A little later, at sunset, Ernest took his stand in a nearby branch festooned niche forming a natural pulpit,
from which he addressed his fellow townsmen while they sat or reclined round about on the rocks and
grass. The declining sun sent out it golden rays in a cloud painted canopy
over all below, the Great Stone Face being visible, meanwhile, to all.

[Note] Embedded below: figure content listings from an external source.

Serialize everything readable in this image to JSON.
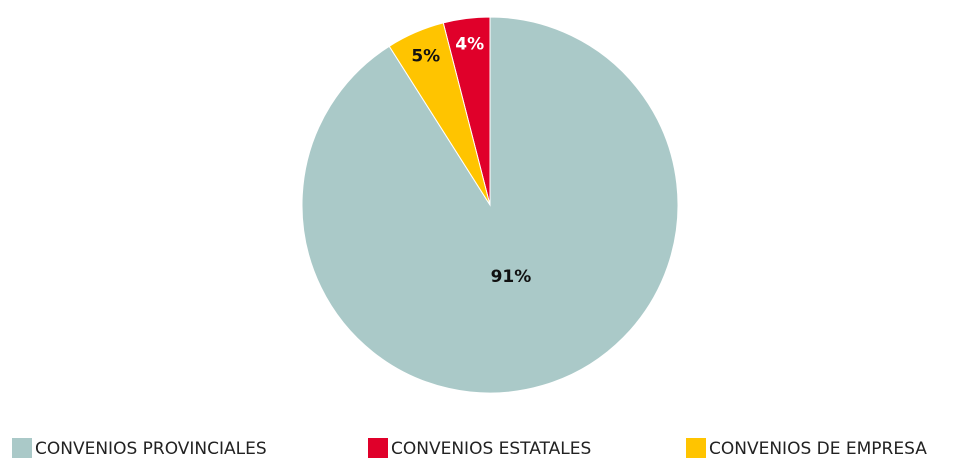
{
  "chart_data": {
    "type": "pie",
    "categories": [
      "CONVENIOS PROVINCIALES",
      "CONVENIOS ESTATALES",
      "CONVENIOS DE EMPRESA"
    ],
    "values": [
      91,
      4,
      5
    ],
    "value_labels": [
      "91%",
      "4%",
      "5%"
    ],
    "colors": [
      "#aac9c8",
      "#e0002a",
      "#ffc400"
    ],
    "legend": "bottom"
  }
}
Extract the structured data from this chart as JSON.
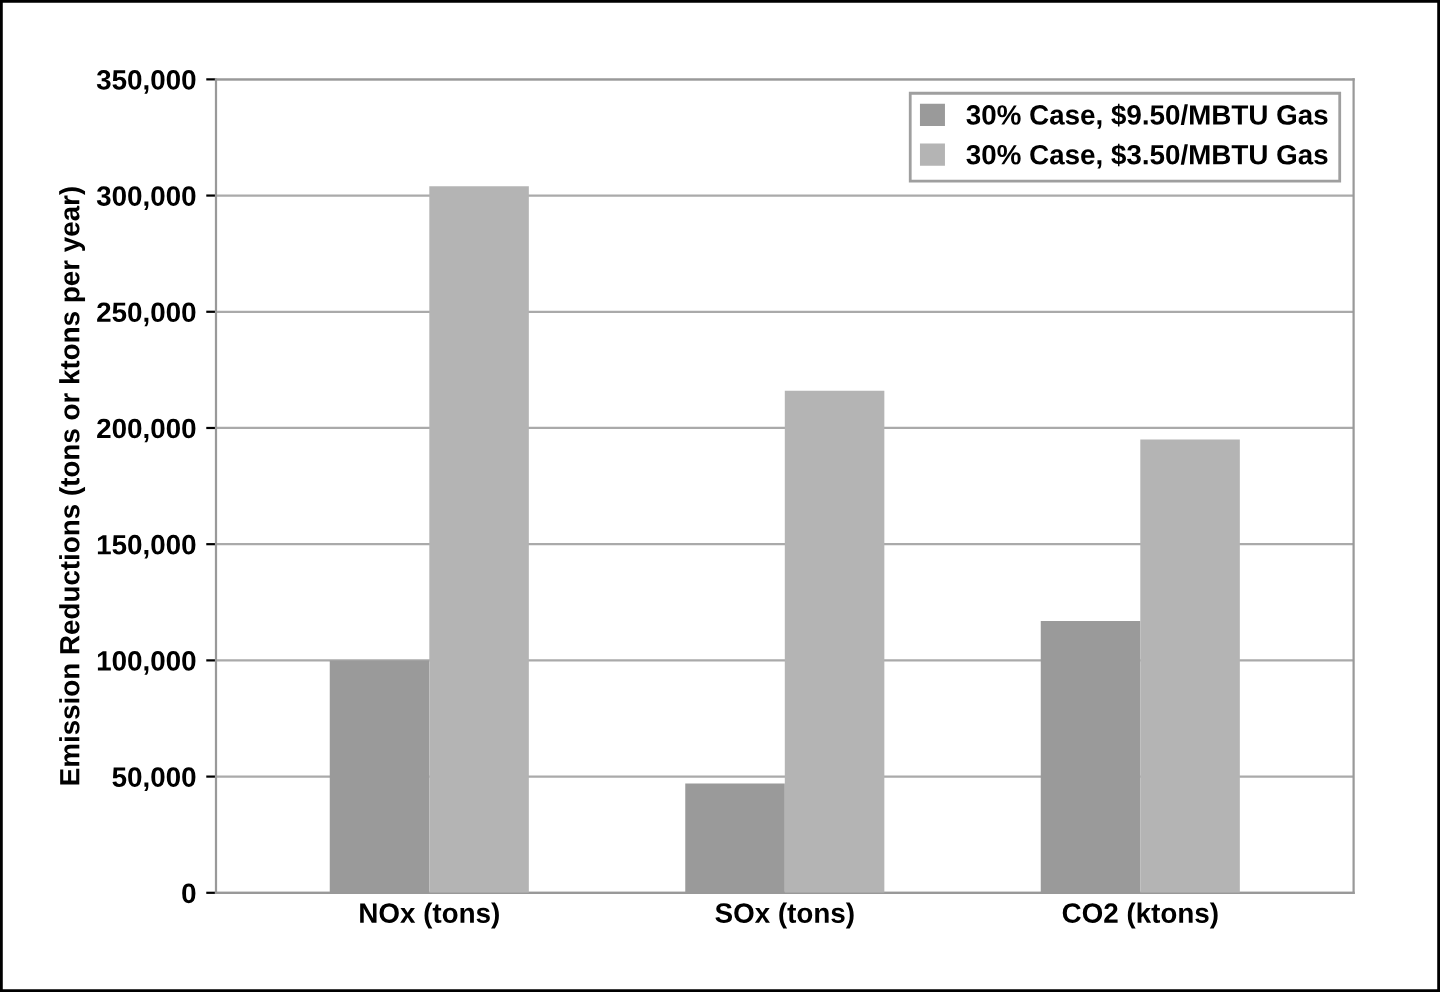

The address of Ernest was from his heart as well as his mind, and was with power because of the sterling Christian character behind it all. His words were of life, most truly, with holy love infusing all. Our poet sat enraptured under this spell of nobler strain than he had ever written. Again in the golden light of setting day The Great Stone Face appeared in grand beneficence embracing all. Glancing from the Face of Stone to that of Ernest, the poet by irresistible impulse threw aloft his arms, exclaiming,—
"Behold! The likeness of The Great Stone Face is found at last in Ernest!"
The look and expression of the assembled people at once declared that this was true, and that their prophetic hopes were at last truly realized and rewarded!
Ernest modestly escorted his poet guest to his cottage, hoping that a wiser and better man would yet appear bearing a more perfect resemblance to The Great Stone Face.